L'humanité, à l'instar de la grenouille que l'on fait bouillir dans une marmite chauffée progressivement, est confrontée à la perte de son atout naturel le plus important : son cerveau et sa mémoire, dans un monde qui change non plus progressivement, mais très rapidement. Le changement rapide d'aujourd'hui, bien plus efficace qu'une marmite chauffée progressivement, entraîne l'humanité vers un monarchisme sombre, ou plus précisément vers un despotisme sombre, ce qui constitue une véritable catastrophe.
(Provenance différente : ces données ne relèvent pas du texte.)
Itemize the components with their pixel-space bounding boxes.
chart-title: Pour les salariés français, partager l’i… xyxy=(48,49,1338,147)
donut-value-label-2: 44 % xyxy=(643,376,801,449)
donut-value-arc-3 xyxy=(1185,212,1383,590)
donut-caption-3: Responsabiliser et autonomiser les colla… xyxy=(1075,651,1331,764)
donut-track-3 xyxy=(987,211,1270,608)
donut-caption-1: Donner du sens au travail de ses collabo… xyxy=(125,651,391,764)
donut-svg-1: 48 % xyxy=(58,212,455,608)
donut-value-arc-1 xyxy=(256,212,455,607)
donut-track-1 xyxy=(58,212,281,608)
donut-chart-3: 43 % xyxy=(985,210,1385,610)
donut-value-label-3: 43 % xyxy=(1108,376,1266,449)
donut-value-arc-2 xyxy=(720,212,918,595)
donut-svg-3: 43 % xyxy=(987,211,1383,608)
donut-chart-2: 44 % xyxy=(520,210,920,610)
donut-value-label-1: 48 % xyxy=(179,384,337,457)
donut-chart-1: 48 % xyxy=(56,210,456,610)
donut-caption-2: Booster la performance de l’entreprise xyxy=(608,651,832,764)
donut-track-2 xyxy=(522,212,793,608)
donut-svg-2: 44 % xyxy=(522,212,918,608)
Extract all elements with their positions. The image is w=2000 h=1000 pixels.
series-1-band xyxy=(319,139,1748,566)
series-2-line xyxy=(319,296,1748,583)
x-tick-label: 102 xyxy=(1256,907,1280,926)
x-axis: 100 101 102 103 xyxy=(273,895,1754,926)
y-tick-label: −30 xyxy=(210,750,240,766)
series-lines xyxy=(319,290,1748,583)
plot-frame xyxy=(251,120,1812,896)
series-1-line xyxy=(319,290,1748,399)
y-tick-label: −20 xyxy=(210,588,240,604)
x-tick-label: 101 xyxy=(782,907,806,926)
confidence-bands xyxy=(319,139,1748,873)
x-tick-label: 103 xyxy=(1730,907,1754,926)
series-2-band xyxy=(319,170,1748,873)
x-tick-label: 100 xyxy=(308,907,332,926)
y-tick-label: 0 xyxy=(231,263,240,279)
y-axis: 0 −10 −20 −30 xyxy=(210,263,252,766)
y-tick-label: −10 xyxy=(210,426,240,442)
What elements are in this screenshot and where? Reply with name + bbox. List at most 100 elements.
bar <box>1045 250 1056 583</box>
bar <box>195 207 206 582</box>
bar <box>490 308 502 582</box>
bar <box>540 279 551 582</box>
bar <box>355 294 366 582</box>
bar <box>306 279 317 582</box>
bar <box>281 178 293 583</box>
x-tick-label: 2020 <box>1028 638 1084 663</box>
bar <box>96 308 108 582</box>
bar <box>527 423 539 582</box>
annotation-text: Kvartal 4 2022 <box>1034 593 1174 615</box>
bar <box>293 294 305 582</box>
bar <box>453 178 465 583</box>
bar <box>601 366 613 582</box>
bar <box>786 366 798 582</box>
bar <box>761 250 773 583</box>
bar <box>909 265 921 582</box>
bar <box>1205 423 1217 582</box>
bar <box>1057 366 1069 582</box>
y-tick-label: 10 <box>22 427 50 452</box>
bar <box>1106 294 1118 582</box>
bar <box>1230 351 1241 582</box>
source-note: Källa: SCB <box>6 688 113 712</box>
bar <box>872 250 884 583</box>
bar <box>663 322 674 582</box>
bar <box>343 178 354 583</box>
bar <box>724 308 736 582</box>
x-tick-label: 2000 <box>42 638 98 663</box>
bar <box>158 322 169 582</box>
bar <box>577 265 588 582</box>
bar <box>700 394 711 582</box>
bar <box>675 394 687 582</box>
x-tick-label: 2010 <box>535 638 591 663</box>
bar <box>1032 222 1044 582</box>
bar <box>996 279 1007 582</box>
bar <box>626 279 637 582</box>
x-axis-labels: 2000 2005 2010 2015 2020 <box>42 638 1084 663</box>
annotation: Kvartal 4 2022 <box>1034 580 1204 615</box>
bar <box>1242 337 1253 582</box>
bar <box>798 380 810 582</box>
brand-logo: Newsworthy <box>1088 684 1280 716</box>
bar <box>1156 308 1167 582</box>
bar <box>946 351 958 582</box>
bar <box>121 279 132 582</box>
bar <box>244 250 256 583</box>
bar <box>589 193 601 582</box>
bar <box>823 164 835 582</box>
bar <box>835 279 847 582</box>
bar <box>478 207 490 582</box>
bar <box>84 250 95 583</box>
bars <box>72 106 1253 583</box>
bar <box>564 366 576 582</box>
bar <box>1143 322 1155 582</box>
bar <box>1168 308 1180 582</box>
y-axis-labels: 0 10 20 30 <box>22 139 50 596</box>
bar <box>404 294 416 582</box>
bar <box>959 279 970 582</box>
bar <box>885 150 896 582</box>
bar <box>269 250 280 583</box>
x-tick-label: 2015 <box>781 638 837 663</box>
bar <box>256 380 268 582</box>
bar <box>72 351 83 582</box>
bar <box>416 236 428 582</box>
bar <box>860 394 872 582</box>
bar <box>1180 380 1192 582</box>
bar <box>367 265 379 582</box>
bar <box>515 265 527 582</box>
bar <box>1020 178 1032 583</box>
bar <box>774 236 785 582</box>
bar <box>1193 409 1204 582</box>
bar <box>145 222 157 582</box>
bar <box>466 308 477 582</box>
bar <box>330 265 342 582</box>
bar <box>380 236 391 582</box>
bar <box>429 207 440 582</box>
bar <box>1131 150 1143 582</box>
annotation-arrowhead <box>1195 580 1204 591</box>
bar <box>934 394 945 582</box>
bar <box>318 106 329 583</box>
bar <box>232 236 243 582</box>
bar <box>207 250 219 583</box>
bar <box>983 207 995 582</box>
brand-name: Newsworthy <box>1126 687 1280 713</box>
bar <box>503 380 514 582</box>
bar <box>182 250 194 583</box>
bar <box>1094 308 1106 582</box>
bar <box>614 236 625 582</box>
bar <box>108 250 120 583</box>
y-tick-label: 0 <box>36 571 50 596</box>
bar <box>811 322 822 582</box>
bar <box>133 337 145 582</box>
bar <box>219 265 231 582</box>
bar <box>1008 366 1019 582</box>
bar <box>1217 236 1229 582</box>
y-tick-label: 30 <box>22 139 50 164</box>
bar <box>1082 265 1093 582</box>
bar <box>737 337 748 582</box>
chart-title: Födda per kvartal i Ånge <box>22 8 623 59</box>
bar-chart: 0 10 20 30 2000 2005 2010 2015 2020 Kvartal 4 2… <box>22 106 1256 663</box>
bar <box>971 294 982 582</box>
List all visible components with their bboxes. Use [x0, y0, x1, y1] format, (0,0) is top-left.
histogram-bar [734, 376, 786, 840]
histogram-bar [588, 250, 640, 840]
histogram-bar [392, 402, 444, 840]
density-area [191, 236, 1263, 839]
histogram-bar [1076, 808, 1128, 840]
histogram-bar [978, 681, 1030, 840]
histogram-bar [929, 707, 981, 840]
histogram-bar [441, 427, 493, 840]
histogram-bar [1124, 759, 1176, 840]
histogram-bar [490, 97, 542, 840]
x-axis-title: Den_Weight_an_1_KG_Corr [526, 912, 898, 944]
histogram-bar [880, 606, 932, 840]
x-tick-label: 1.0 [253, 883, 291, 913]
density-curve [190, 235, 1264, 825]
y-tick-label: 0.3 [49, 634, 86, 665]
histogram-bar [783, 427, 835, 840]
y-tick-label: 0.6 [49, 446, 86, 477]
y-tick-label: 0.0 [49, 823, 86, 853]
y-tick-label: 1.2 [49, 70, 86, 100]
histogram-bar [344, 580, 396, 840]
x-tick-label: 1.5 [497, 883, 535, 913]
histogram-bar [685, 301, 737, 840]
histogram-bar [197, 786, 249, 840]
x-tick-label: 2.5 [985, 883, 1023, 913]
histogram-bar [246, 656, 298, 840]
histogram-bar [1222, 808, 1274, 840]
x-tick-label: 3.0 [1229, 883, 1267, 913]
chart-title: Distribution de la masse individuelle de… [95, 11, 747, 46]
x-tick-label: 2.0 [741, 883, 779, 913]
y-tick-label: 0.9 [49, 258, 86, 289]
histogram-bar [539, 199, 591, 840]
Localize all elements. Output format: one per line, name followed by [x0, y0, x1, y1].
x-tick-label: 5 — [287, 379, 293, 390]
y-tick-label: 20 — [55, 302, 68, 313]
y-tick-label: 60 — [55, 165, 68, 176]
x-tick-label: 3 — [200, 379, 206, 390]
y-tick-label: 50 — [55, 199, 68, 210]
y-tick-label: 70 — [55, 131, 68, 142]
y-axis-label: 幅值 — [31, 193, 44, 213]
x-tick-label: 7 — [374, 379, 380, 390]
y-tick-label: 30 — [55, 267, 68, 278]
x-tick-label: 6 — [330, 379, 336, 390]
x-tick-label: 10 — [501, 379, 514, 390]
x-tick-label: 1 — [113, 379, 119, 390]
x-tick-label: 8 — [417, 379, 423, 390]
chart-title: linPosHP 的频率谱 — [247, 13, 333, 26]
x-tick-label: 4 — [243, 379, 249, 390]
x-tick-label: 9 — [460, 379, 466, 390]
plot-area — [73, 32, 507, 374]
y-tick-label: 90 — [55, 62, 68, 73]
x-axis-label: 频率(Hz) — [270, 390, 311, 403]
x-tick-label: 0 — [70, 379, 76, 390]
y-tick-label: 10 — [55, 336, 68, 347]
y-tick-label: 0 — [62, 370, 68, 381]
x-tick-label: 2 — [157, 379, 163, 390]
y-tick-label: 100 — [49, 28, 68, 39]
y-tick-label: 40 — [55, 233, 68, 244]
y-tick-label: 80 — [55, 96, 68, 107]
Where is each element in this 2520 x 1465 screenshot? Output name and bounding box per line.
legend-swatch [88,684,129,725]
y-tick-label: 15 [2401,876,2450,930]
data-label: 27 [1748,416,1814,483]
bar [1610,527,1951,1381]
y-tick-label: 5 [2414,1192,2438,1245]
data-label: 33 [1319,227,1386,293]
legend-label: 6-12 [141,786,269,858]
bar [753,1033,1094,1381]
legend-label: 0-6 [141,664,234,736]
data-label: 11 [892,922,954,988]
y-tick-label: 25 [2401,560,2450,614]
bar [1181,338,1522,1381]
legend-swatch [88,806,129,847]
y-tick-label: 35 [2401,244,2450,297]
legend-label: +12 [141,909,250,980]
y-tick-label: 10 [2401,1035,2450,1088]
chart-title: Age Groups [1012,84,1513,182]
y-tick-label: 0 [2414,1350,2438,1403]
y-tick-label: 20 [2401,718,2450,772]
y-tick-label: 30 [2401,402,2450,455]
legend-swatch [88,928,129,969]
Les moteurs d'utilisation tels que l'intelligence artificielle et ChatGPT, censés promettre un avenir brillant à l'humanité, remplacent pour l'instant notre esprit, notre cerveau et notre intelligence naturelle comme un service de soutien, et il semble qu'ils remplaceront complètement ce trésor inestimable dans un avenir très proche. Si l'image peut sembler plaisante lorsque l'élève dépasse le maître, dans un avenir proche, une fois le maître disparu, nous serons confrontés à la destruction d'un récepteur cérébral. Et avec le temps, nous serons confrontés à un état de paralysie cérébrale totale, ce qui serait une catastrophe absolue !
Dans ce cas, devons-nous mettre un frein à cette période de changement très rapide, que nous devrions peut-être même appeler développement ? Absolument pas ! Alors, quelle est la solution ? La solution consiste à retirer les processus en développement rapide de la gestion et du contrôle privés pour les confier à la gestion et au contrôle publics. La raison en est de mettre les milliards collectés auprès du public à la disposition de la population, dans l'intérêt de celle-ci et sous son contrôle et sa surveillance. Pouvez-vous imaginer quel type de contrôle populaire pourrait résulter du fait que les réseaux de communication généraux soient sous contrôle privé ?
Nous devons mener ce processus en dehors des débats sur la privatisation ou la nationalisation. Nous devons aborder la question avec le principe d'assurer un contrôle populaire généralisé dans le seul intérêt du public. Car la ressource, c'est-à-dire la source du minerai, provient du peuple. Il ne peut y avoir de place pour la loi de Gresham dans le domaine social ; les entités aux apparences miraculeuses conçues avec ruse dans le but d'établir une domination dans le domaine social ne doivent pas remplacer la raison et l'intelligence pures, mais doivent être développées et mises en œuvre sous contrôle, de manière à ne pouvoir qu'ouvrir des espaces facilitant leurs fonctions et leur fonctionnement.